Cookie is stuffed into a duffle bag, even better than blankets. I don’t get to see the expression on my friends face when he first sees his beloved hound dog, but what I do see fills me with so much joy. His mask is off, his nose still getting fed by nasal oxygen. Cookie is kissing his face, his tail wagging, my friend is smiling from ear to ear, hugging this beast, his best friend. This room is full of love, full of pure ecstacy, full of light. The family is laughing, everyone is happy. I am so honored to witness this. The energy has been transformed. I give him another shot.
Later he wants ice cream. I go down stairs and buy a pint of vanilla Haagen Das. His daughter sits by his bed, lifting his mask, feeding him bites. The rest of the family has left, to return later. It is quiet, he falls asleep with sweetness in his mouth, sweetness feeding him sweetness. He wakes up and says, “where’s my ice cream?” He struggles to breath, restless from having his mask off to taste pleasure, it’s a trade off. I give him a shot.
I have to go home now, I give report to the on coming nurse. I’m glad it’s her. She is so calm, so compassionate. We go into the room and he is in distress. His daughter watching, helpless. We call respiratory therapy, we pull up more drugs, we comfort his daughter. We watch him drowning, and we do what we can. He is calm, and resting when I leave.
But I’m not calm, and it’s hard for me to rest. Eventually, I fall into a deep sleep, only to wake up thinking about him, feeling him around me. I know he is gone, I fall back to sleep. I get to work and pick up my assignment. His name is not among my patients. Yes, I was caring for three other patients while I was caring for him, but I always had one foot in his world.
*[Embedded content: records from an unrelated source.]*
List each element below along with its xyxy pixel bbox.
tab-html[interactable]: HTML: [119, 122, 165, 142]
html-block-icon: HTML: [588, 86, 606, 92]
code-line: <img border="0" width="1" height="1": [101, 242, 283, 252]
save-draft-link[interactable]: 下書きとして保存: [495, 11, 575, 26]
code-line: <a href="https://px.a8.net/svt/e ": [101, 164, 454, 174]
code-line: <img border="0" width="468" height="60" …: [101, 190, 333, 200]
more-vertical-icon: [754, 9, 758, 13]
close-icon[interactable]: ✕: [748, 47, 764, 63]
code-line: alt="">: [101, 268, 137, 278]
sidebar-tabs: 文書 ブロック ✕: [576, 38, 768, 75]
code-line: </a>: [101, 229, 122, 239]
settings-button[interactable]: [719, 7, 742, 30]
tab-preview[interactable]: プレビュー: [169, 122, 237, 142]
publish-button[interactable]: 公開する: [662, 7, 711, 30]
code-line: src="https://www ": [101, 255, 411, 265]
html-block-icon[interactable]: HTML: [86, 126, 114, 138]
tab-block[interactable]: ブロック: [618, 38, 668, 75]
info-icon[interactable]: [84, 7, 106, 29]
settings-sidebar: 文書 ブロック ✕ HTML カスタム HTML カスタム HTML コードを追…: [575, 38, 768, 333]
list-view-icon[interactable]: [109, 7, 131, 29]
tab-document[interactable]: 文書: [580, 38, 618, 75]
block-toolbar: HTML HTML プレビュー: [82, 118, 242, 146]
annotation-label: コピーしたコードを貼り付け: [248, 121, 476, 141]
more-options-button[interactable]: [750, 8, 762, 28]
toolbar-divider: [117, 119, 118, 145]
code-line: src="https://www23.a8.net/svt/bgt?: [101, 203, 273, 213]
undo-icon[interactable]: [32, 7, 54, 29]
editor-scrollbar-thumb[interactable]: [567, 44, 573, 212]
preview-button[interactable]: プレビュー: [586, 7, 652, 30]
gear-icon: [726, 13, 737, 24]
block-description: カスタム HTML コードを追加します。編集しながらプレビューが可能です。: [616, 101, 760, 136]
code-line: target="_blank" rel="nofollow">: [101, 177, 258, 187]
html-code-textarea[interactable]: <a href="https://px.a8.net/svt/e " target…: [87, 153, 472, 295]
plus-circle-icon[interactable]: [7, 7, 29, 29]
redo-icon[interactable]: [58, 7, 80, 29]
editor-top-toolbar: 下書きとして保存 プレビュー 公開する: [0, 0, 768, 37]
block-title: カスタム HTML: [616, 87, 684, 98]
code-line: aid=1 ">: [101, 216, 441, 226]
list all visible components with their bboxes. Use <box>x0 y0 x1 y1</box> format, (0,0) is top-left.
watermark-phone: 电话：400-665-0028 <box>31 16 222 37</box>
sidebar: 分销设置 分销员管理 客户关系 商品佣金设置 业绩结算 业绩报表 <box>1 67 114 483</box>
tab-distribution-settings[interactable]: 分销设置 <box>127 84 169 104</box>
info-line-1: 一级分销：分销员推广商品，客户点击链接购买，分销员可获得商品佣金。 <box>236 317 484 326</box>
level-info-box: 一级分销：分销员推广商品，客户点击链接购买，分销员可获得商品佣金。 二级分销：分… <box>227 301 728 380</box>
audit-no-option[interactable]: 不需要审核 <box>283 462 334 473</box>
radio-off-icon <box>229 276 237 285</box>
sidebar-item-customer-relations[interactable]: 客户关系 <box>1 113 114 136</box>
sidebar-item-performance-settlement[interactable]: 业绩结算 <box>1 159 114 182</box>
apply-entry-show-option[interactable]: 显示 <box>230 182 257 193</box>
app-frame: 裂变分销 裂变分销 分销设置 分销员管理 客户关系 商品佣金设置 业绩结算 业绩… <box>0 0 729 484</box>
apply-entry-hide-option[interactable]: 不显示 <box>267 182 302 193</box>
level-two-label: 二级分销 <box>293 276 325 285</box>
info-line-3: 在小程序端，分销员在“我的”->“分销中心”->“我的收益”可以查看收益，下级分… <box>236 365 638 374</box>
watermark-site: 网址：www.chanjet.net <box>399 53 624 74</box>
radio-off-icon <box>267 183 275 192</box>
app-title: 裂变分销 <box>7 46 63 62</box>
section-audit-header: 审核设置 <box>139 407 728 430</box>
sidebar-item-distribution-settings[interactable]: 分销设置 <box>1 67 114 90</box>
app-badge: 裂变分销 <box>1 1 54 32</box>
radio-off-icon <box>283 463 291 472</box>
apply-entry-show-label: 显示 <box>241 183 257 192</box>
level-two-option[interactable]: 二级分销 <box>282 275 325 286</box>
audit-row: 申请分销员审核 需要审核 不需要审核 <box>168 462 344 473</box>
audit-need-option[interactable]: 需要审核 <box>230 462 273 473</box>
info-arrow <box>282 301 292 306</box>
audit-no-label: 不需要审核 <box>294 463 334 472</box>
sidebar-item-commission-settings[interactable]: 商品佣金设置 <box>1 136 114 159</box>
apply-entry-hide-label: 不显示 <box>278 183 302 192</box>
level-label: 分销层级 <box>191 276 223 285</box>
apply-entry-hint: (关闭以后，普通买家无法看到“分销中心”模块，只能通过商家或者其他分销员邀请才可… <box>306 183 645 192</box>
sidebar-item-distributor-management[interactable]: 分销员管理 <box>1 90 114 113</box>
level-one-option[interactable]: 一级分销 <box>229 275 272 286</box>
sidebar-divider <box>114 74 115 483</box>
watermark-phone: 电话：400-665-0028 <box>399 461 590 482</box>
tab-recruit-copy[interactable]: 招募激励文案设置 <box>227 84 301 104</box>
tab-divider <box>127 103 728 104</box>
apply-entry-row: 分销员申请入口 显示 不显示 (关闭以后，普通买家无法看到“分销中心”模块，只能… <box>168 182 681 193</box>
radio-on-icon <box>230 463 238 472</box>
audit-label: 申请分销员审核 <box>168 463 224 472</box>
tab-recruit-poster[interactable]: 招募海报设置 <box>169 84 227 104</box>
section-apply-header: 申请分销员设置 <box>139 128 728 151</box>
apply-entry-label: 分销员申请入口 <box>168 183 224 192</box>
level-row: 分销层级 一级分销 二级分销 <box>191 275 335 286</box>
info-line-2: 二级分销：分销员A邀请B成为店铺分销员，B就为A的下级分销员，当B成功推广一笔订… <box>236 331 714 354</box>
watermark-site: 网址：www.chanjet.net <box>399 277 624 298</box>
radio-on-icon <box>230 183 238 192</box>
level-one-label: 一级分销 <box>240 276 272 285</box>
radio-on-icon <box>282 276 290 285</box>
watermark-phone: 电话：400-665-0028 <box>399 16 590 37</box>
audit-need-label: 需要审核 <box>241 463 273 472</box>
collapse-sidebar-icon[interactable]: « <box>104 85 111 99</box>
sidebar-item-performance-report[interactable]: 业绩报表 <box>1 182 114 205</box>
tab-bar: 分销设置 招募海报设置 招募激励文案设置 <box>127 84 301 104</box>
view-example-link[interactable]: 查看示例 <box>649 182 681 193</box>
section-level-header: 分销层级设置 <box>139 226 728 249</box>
The night charge nurse asks if she can give me a hug, she tells me he passed peacefully at three am. The family asked her to give me a hug, and to thank me for my care.
I am changed by this experience, and only my soul knows how. I know that I was chosen to care for him that day, it was a gift to him, and a gift to me. I am so grateful to have been in such a sacred space, to be welcomed and wanted in that space. It was profound. It is all profound. It is all sacred. I am full of gratitude for my breath, for my career, for my life. I am so lucky to stand in these nurse shoes, to wear white, to represent a culture full of caring, of responsibility to life, and sometimes to death. I am overwhelmed by this gratitude.
Thank you friend. May you rest in peace.
Kate,
You are a gifted writer (among so many other attributes) “I remember why” had me in tears and then grateful!
love you
god feeding god into god… to paraphrase jd salinger, rip. –how do you do what you do, pretzel kate, and not crumble to your knees every step of the way?
Congrats on your free massage; funny that you commented only the month before that no one you knew ever won. Something must’ve been listening. Hope you had/have a good one.
it’s been queerly profound reading/studying you this rather peeping way, via this oddball blogosphere…
My massage was most excellent!
Must have channeled Salinger, all the same channel….
How do I not fall to my knees every step of the way? I am supported by divinity you see:)
Thanks for reading my words…..
That is chillingly beautiful. I have so much respect for you to be able to do that day in and out – even if it’s on a semi-regular basis. It seems like such a heavy emotional weight to carry. Apathy is dangerous, but empathy is painful.
Thanks. Yes, painful. Still recouping. Whatdya gonna do?